Les espérances que je fonde sur le peuple, je crois tout aussi bien pouvoir les fonder sur la génération nouvelle. Le peuple et la jeunesse intellectuelle ont de bien plus grandes chances de s’entendre aujourd’hui qu’au temps où notre génération était jeune. Notre jeunesse est sérieuse, et il serait à souhaiter qu’elle fût mieux guidée.

Puisque nous parlons de la jeunesse, je dirai qu’un très jeune homme qui ne partageait pas toutes mes façons de voir m’a récemment adressé une lettre très vive, quoique nullement impolie, l’a signée en toutes lettres et a accompagné son nom de son adresse. Je l’ai prié de passer chez moi ; il est venu et m’a agréablement frappé par son sérieux et l’ardent intérêt qu’il portait à la question qui nous divisait. Sur quelques points il finit par me donner raison et se retira tort pensif.

J’ajouterai que la jeune génération actuelle discute plus courtoisement que nous ne faisions.
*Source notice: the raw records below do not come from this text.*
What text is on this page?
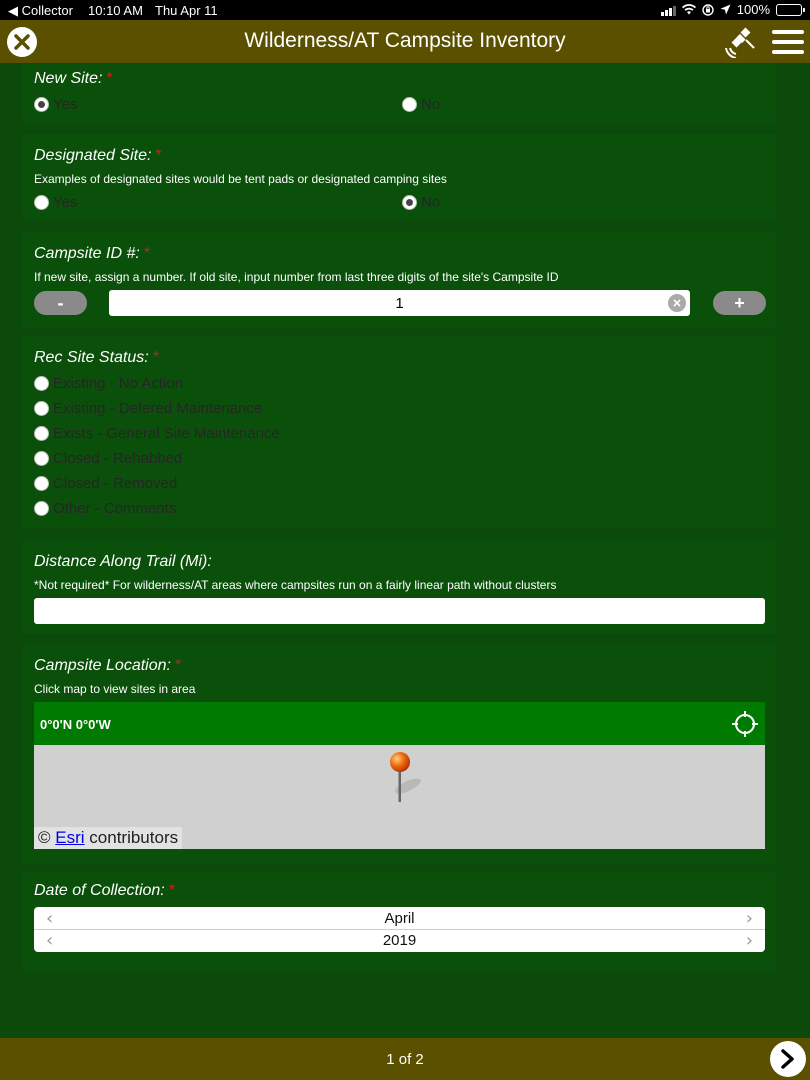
◀ Collector 10:10 AM Thu Apr 11	100%
Wilderness/AT Campsite Inventory
New Site: *
Yes	No
Designated Site: *
Examples of designated sites would be tent pads or designated camping sites
Yes	No
Campsite ID #: *
If new site, assign a number. If old site, input number from last three digits of the site's Campsite ID
-
1	+
Rec Site Status: *
Existing - No Action
Existing - Defered Maintenance
Exists - General Site Maintenance
Closed - Rehabbed
Closed - Removed
Other - Comments
Distance Along Trail (Mi):
*Not required* For wilderness/AT areas where campsites run on a fairly linear path without clusters
Campsite Location: *
Click map to view sites in area
0°0'N 0°0'W
© Esri contributors
Date of Collection: *
‹	April	›
‹	2019	›
1 of 2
Ces jeunes gens écoutent et laissent parler, parce que l’éclaircissement du point en litige a pour eux plus d’importance que la satisfaction de leur amour-propre. Mon visiteur, avant de partir, me témoigna ses regrets de m’avoir écrit une lettre aussi vive, et cela d’une façon parfaitement digne. Le seul malheur est que notre jeunesse manque de guides ! Comme elle a besoin de directeurs, elle s’est souvent ruée à la suite de personnages assez indignes de sa confiance ; quelques-uns de ces derniers, toutefois, étaient sincères. Quel devra être, quels devront être le ou les guides futurs ? En viendra-t-il même ? Telle est la question.